"Kurang ajar! dia ninggalin gue sama bawahannya hanya demi menemui perempuan itu, Cantikan juga gue kemana-mana" ucap Mitha dengan sangat percaya diri.
"Bu Mitha ngintipin siapa?"
"Astaga!!!! Kamu bikin kaget aja!! kamu ngapain masih disini?"
"ya saya cari Bu Mitha lah, kan tadi kita kesininya bareng. sebagai ucapan Terima kasih saya, saya mau mengantarkan Bu Mitha pulang"

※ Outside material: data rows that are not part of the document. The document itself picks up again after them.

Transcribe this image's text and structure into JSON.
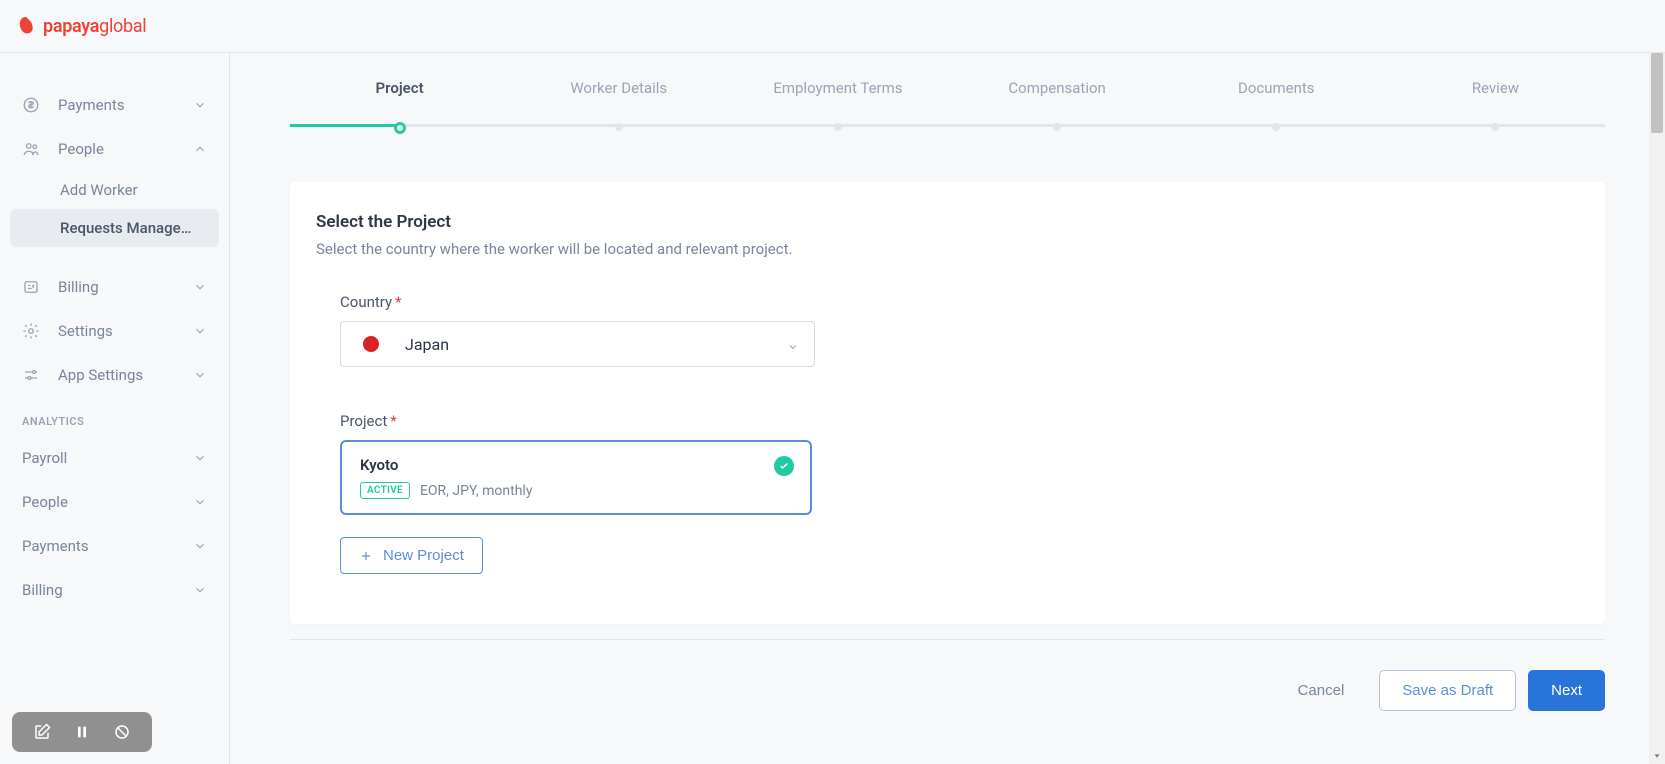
{
  "brand": {
    "name_bold": "papaya",
    "name_light": "global"
  },
  "sidebar": {
    "items": [
      {
        "label": "Payments"
      },
      {
        "label": "People"
      },
      {
        "label": "Billing"
      },
      {
        "label": "Settings"
      },
      {
        "label": "App Settings"
      }
    ],
    "people_sub": [
      {
        "label": "Add Worker"
      },
      {
        "label": "Requests Managem…"
      }
    ],
    "analytics_label": "ANALYTICS",
    "analytics": [
      {
        "label": "Payroll"
      },
      {
        "label": "People"
      },
      {
        "label": "Payments"
      },
      {
        "label": "Billing"
      }
    ]
  },
  "stepper": {
    "steps": [
      "Project",
      "Worker Details",
      "Employment Terms",
      "Compensation",
      "Documents",
      "Review"
    ]
  },
  "card": {
    "title": "Select the Project",
    "subtitle": "Select the country where the worker will be located and relevant project.",
    "country_label": "Country",
    "country_value": "Japan",
    "project_label": "Project",
    "project": {
      "name": "Kyoto",
      "badge": "ACTIVE",
      "details": "EOR, JPY, monthly"
    },
    "new_project": "New Project"
  },
  "footer": {
    "cancel": "Cancel",
    "save_draft": "Save as Draft",
    "next": "Next"
  }
}
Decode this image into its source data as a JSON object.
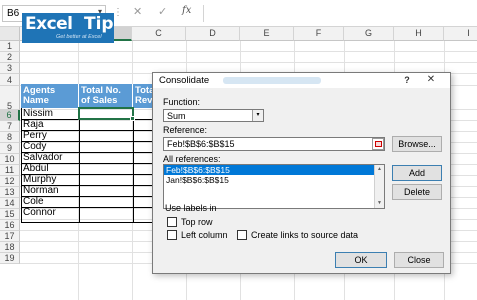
{
  "formula_bar": {
    "name_box": "B6",
    "name_box_arrow": "▾",
    "separator": "⋮",
    "cancel": "✕",
    "enter": "✓",
    "fx": "fx",
    "formula": ""
  },
  "columns": [
    "A",
    "B",
    "C",
    "D",
    "E",
    "F",
    "G",
    "H",
    "I"
  ],
  "rows": [
    "1",
    "2",
    "3",
    "4",
    "5",
    "6",
    "7",
    "8",
    "9",
    "10",
    "11",
    "12",
    "13",
    "14",
    "15",
    "16",
    "17",
    "18",
    "19"
  ],
  "logo": {
    "excel": "Excel",
    "tip": "Tip",
    "tagline": "Get better at Excel"
  },
  "table": {
    "headers": [
      "Agents Name",
      "Total No. of Sales",
      "Tota Rev"
    ],
    "agents": [
      "Nissim",
      "Raja",
      "Perry",
      "Cody",
      "Salvador",
      "Abdul",
      "Murphy",
      "Norman",
      "Cole",
      "Connor"
    ]
  },
  "dialog": {
    "title": "Consolidate",
    "help": "?",
    "close": "✕",
    "function_label": "Function:",
    "function_value": "Sum",
    "function_arrow": "▾",
    "reference_label": "Reference:",
    "reference_value": "Feb!$B$6:$B$15",
    "browse": "Browse...",
    "all_references_label": "All references:",
    "all_references": [
      "Feb!$B$6:$B$15",
      "Jan!$B$6:$B$15"
    ],
    "scroll_up": "▲",
    "scroll_down": "▼",
    "add": "Add",
    "delete": "Delete",
    "use_labels_in": "Use labels in",
    "top_row": "Top row",
    "left_column": "Left column",
    "create_links": "Create links to source data",
    "ok": "OK",
    "close_button": "Close"
  },
  "colors": {
    "header_fill": "#5b9bd5",
    "logo_fill": "#1f74b6",
    "selection": "#217346",
    "list_selection": "#0078d7"
  }
}
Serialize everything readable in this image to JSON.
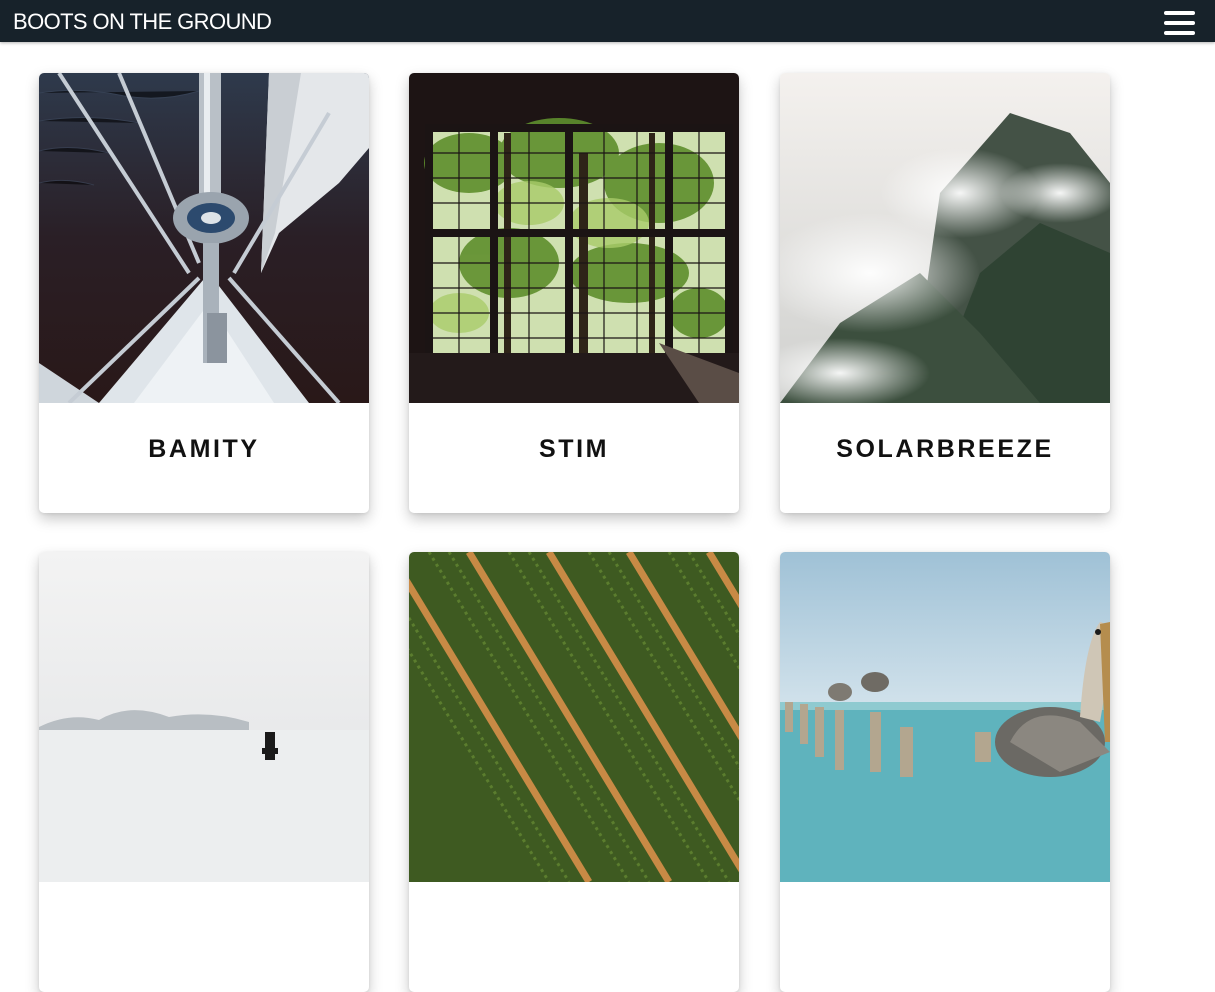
{
  "header": {
    "brand": "BOOTS ON THE GROUND",
    "menu_icon": "hamburger-menu-icon",
    "background_color": "#17222a"
  },
  "gallery": {
    "items": [
      {
        "title": "BAMITY",
        "image": "sailboat-bow-photo"
      },
      {
        "title": "STIM",
        "image": "window-with-trees-photo"
      },
      {
        "title": "SOLARBREEZE",
        "image": "misty-mountain-photo"
      },
      {
        "title": "",
        "image": "foggy-sea-photo"
      },
      {
        "title": "",
        "image": "aerial-crop-field-photo"
      },
      {
        "title": "",
        "image": "pelicans-on-pier-photo"
      }
    ]
  }
}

"Ck Ibu, Ibu. aku masih muda jangan panggil Ibu"
"Lalu? saya panggil nona begitu?? "
"Panggil Mitha aja!"
"Oh ok Mitha, mari saya antarkan pulang"
"Tidak usah! aku masih ada urusan, kamu pulang aja sendiri"
"Baiklah, oh ya saya hanya mau ngasi tau sama anda, jangan berharap lebih sama pak ilham dia tipe laki-laki yang setia sama satu wanita. jadi, anda tidak usah repot-repot menyusun rencana untuk mengambil hati Pak ilham"
"Haahhh sok tau kamu, dimana-mana kalau kucing dikasih ikan pasti dimakan"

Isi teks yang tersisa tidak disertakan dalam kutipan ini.